The use of LUS in clinical practice may reduce diagnostic uncertainty and assist in the decision to initiate antibiotic therapy in inpatient care [30,31]. The presence of consolidations, especially with dynamic air bronchograms, suggests a bacterial etiology of CAP [30,32]. Identifying this pathology via LUS may guide the decision to start empirical antibiotic therapy more effectively than relying solely on chest X-ray findings. However, studies report varying cut-off sizes for consolidation considered specific for bacterial CAP, with thresholds ranging from 10 mm to 25 mm [27,32]. Viral infections are more likely in patients with B-lines, small subpleural consolidations (<5 mm), irregular pleura, and small pleural effusions [13,30,34]. Depending on the clinical presentation, these patients may not require antibiotic therapy, or further diagnostic evaluation may be warranted. To differentiate COVID-19 pneumonia from other viral infections, the Soldati score can be applied, with higher scores being more suggestive of COVID-19 [35].
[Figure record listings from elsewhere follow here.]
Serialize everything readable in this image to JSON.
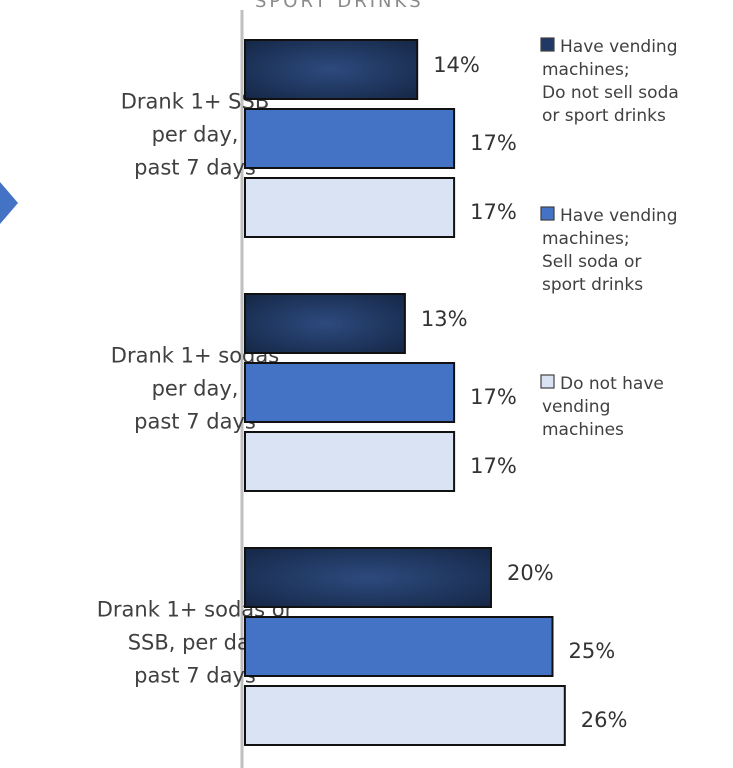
{
  "chart_data": {
    "type": "bar",
    "orientation": "horizontal",
    "title": "SPORT DRINKS",
    "categories": [
      [
        "Drank 1+ SSB",
        "per day,",
        "past 7 days"
      ],
      [
        "Drank 1+ sodas",
        "per day,",
        "past 7 days"
      ],
      [
        "Drank 1+ sodas or",
        "SSB, per day",
        "past 7 days"
      ]
    ],
    "series": [
      {
        "name": "Have vending machines; Do not sell soda or sport drinks",
        "values": [
          14,
          13,
          20
        ],
        "color": "#1f3864",
        "legend_lines": [
          "Have vending",
          "machines;",
          "Do not sell soda",
          "or sport drinks"
        ]
      },
      {
        "name": "Have vending machines; Sell soda or sport drinks",
        "values": [
          17,
          17,
          25
        ],
        "color": "#4472c4",
        "legend_lines": [
          "Have vending",
          "machines;",
          "Sell soda or",
          "sport drinks"
        ]
      },
      {
        "name": "Do not have vending machines",
        "values": [
          17,
          17,
          26
        ],
        "color": "#dae3f3",
        "legend_lines": [
          "Do not have",
          "vending",
          "machines"
        ]
      }
    ],
    "value_suffix": "%",
    "xlim": [
      0,
      26
    ],
    "legend_position": "right",
    "grid": false
  }
}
Despite the clear correlation between elevated CRP and PCT levels and LUS-detected consolidations [30], the combination of PCT and LUS has not shown added benefit in reducing antibiotic prescriptions in primary care compared to PCT alone [39,40]. Furthermore, the LUS + PCT strategy has been shown to be less cost-efficient [39,40]. Notably, data comparing the effectiveness of PCT and LUS in primary care remains limited.
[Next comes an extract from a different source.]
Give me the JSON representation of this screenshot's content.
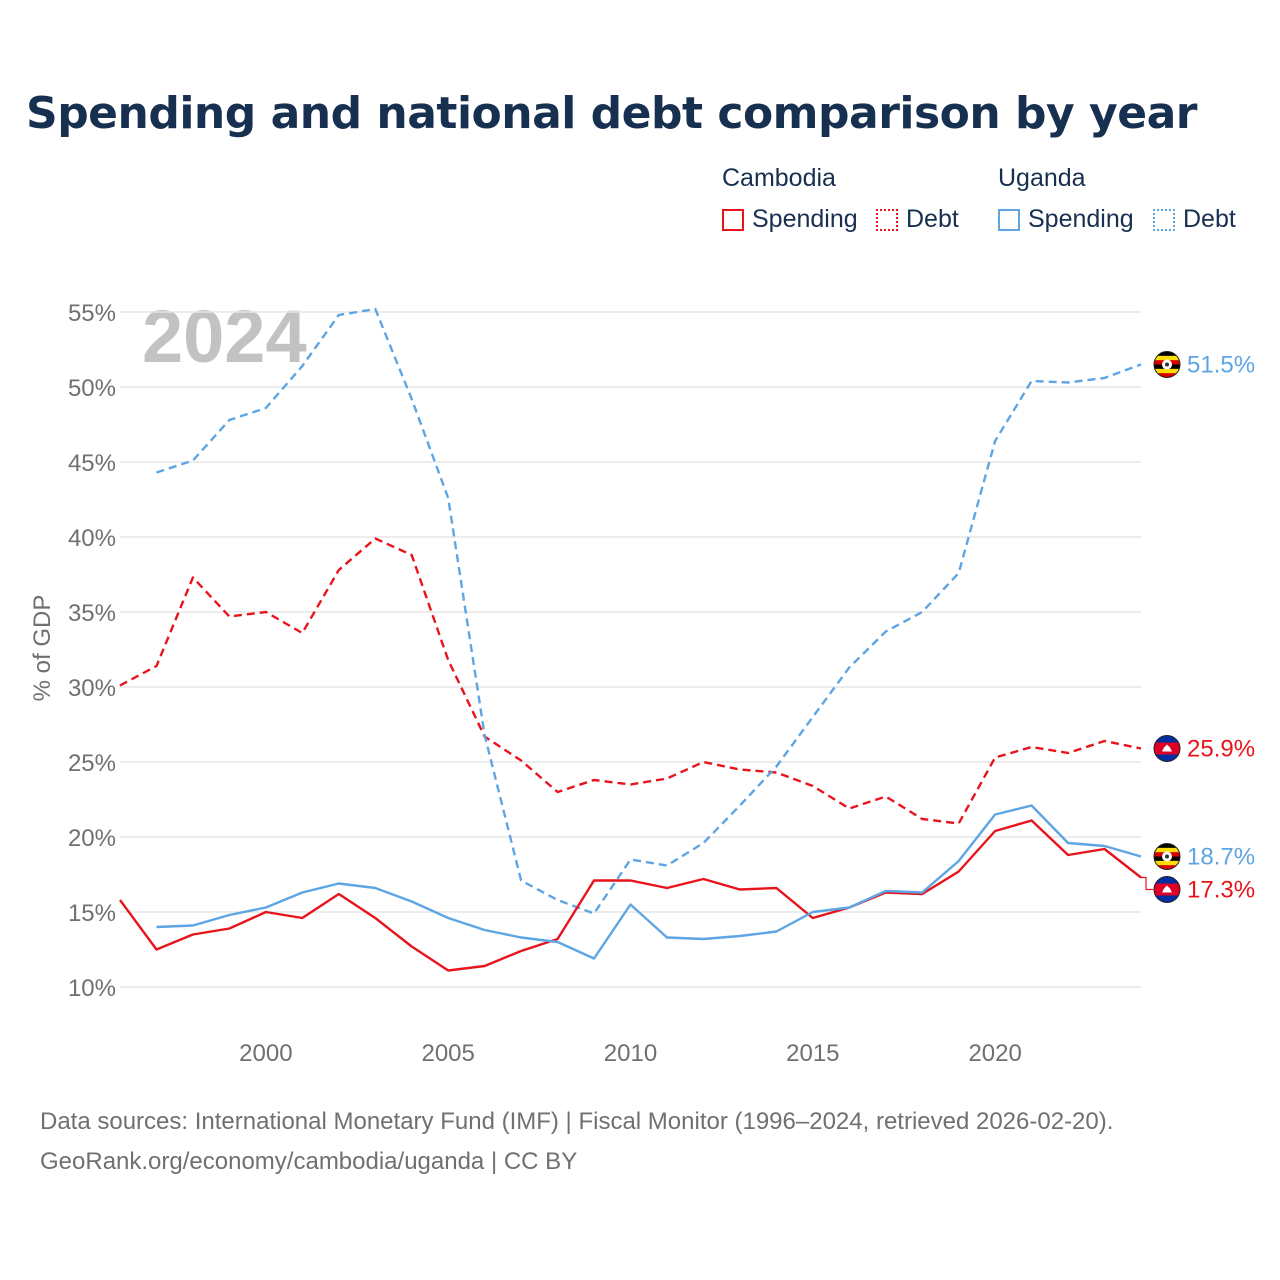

Lung ultrasound (LUS) is an effective and accessible diagnostic tool for the evaluation of community-acquired pneumonia (CAP), particularly in hospitalized adults and geriatric patients. Compared to chest X-ray, LUS offers superior diagnostic accuracy, faster bedside assessment, and greater sensitivity for detecting pulmonary consolidations. LUS findings—especially the presence of large consolidations (>1 cm), dynamic air bronchograms, and pleural effusion—may support the diagnosis of bacterial CAP and guide timely initiation of antibiotic therapy. In contrast, diffuse B-lines and small subpleural consolidations are more suggestive of viral pneumonia and may support decisions to withhold antibiotics.
Further research should aim to validate LUS-based algorithms in various clinical environments, define quantitative thresholds for CAP etiology differentiation, and assess long-term clinical outcomes associated with LUS-guided antibiotic therapy.